普通は床にしりもちをつくはずだが、そこに椅子があるような体勢で座った。
「……どんな手品ですか、それ」
「ただ空気に座っただけだよ、そこまで凄いことじゃない」
クラリーベルは非常識の塊である目の前の人物に軽い目眩を覚える。
シキという非常識の塊を知っているがここまでではない。
「さて本題だ、クラリーベル」
「……」
「そこに寝てる馬鹿が誘拐されるから、黙って見ていてくれないか?」
瞬間、クラリーベルはここが病院だということを忘れて、体を剄で強化した。
そしてそのまま砲弾のようにメアリーに突っ込む。
愚直とも言える突進だが、狭い病室では避ける場所は限定されている。
そんなクラリーベルの様子を見て、メアリーは何も言わず指を弾いた。
「なっ!?」
突進していたクラリーベルの体が突然止まった。
手で止められたわけではない、武器でもない、ましてはけいではもない。
止められたときに衝撃はなかった。まるで映像を止めたようにクラリーベルの体は空中で静止していた。

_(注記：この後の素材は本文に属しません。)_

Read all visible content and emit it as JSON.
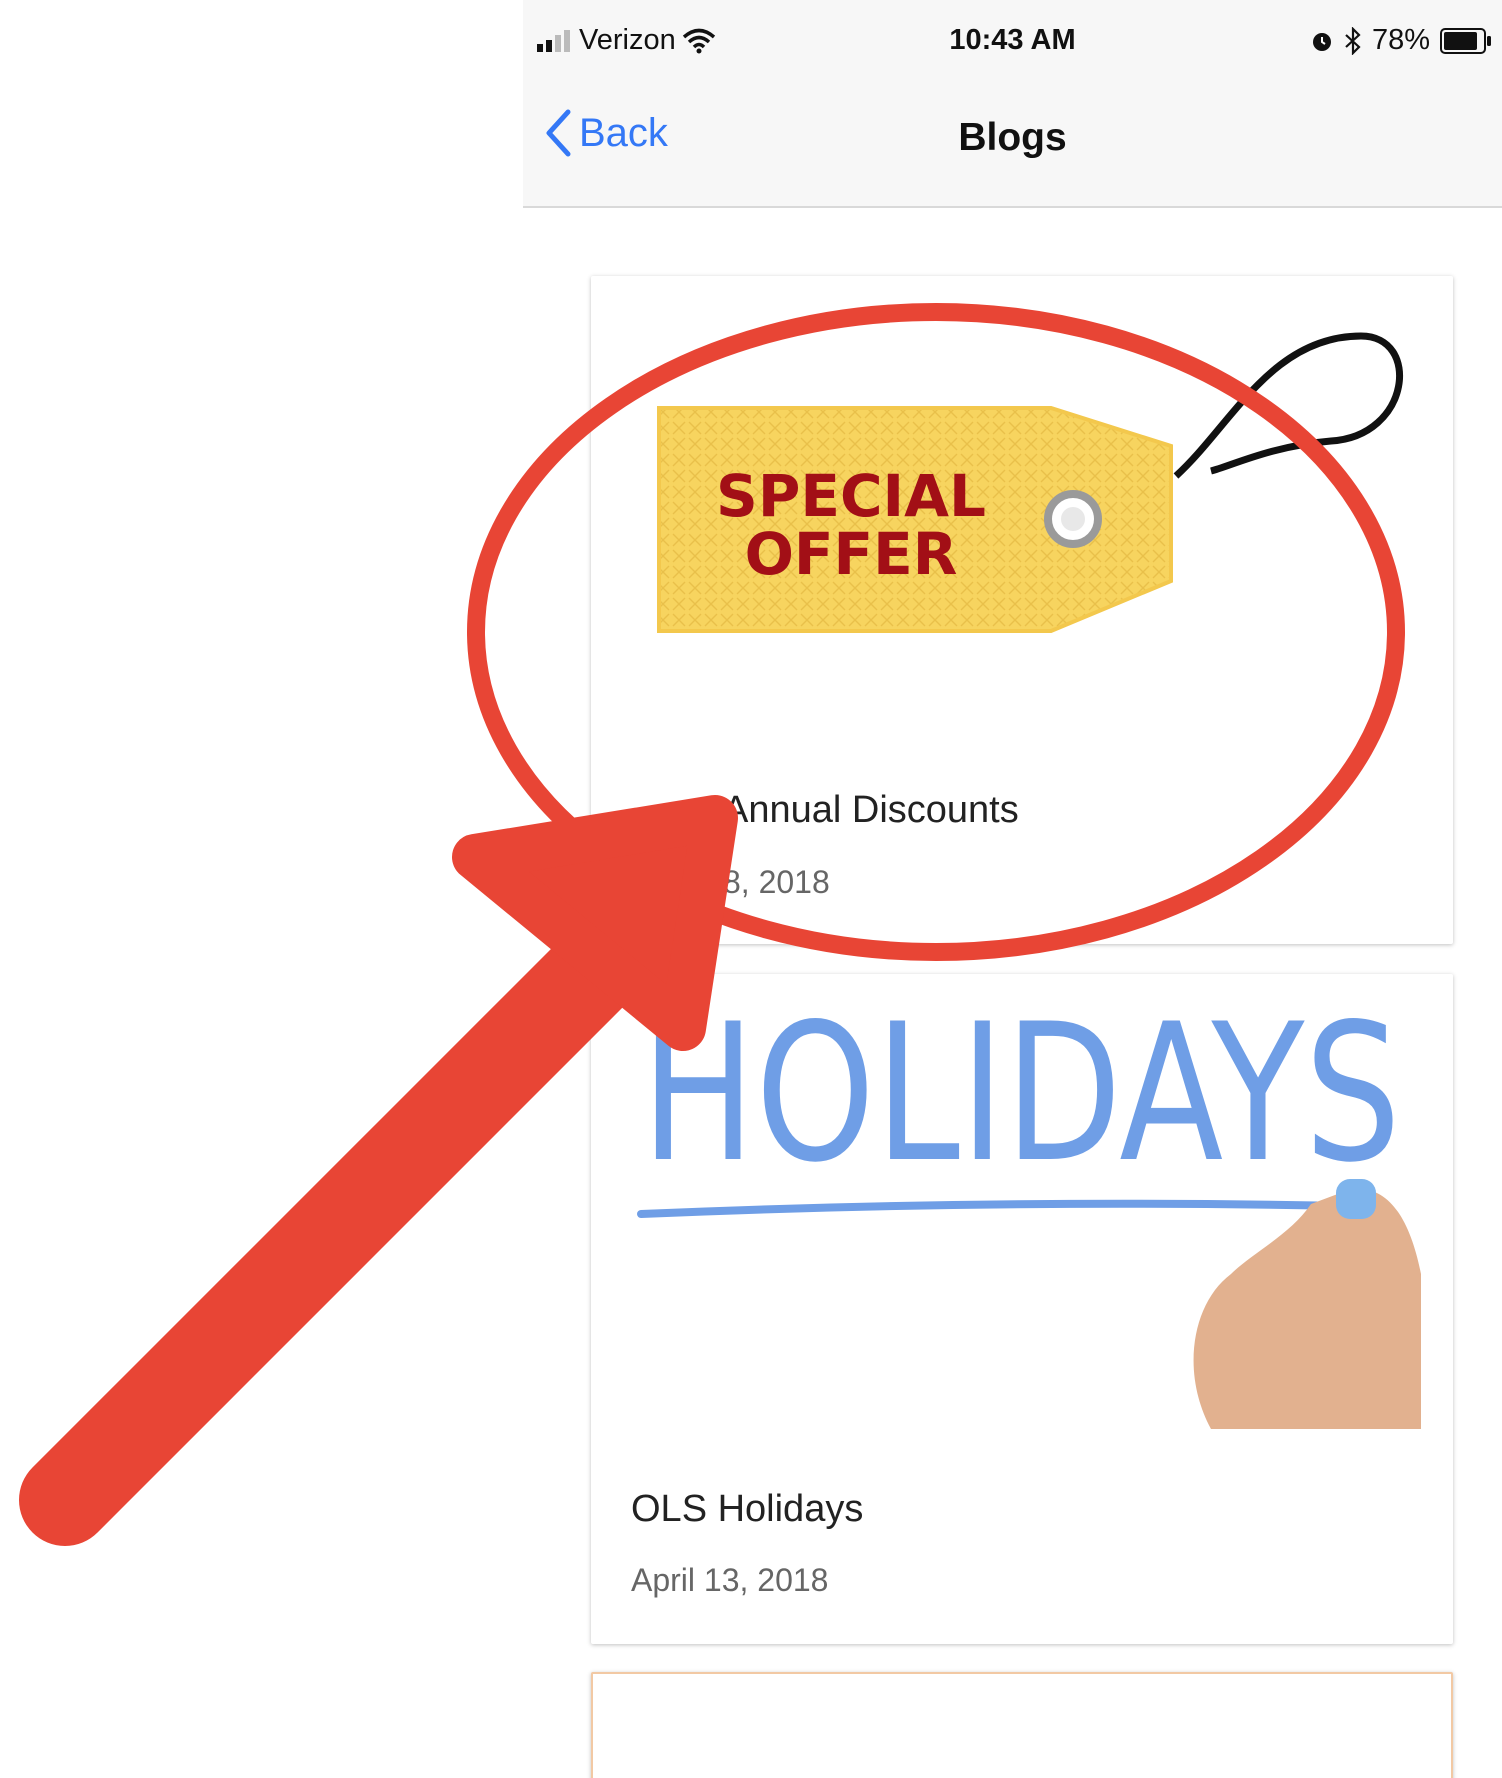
{
  "status_bar": {
    "carrier": "Verizon",
    "time": "10:43 AM",
    "battery": "78%"
  },
  "nav": {
    "back_label": "Back",
    "title": "Blogs"
  },
  "cards": [
    {
      "image_text": [
        "SPECIAL",
        "OFFER"
      ],
      "title": "Annual Discounts",
      "date": "8, 2018"
    },
    {
      "image_text": "HOLIDAYS",
      "title": "OLS Holidays",
      "date": "April 13, 2018"
    }
  ],
  "colors": {
    "ios_blue": "#3478f6",
    "annotation_red": "#e84535",
    "tag_yellow": "#f7d45f",
    "tag_text": "#a20f16",
    "holiday_blue": "#6f9ee6"
  }
}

何をされたかわからないせいか、クラリーベルは呆然としていた。
「クラリーベルさんや、こいつは仕方ないことなんだよ」
「何を言っているんですか」
あくまでも声だけは冷静にクラリーベルはメアリーの言葉に疑問をぶつけた。
「天災とでも思ってくれ。物語で言うなら序盤で魔王が出てくるもんだ」
「なんで……」
「まぁそうだな。お前が感じてる理不尽は正当だ。だけどこいつを誘拐させろ」
ふつふつと怒りがこみ上げてくる。
仕方ない? 理不尽? 誘拐させろ?
「ふざけないで」
「まぁよく言われるよ。俺は仕事熱心じゃないし、今回だってただの趣味でやってることだしな」
「趣味? 趣味で、大切な人を誘拐させれるのを見ていろと……」
「うん」
軽い調子で言い放つメアリーにクラリーベルは殺気をぶつけるが、それを無視してメアリーはクラリーベルの頭を掴み、耳元で話しかける。
「安心しろ、この寝坊助を起こすためにすることだ」
「誰が信じろと?」
「……あー、もうメンドくさい。ちょっと寝てろ」
次の瞬間、クラリーベルは気絶していた。
メアリーは頭を掻きながら、シキが寝るベッドにクラリーベルを横たえる。
そっと頭を撫でて、メアリーはシキに被っていた仮面を被せる。
「いつまで寝てるつもりだろうな、コイツは……はぁ、メンドくさい」
そう言ってメアリーは姿を消した。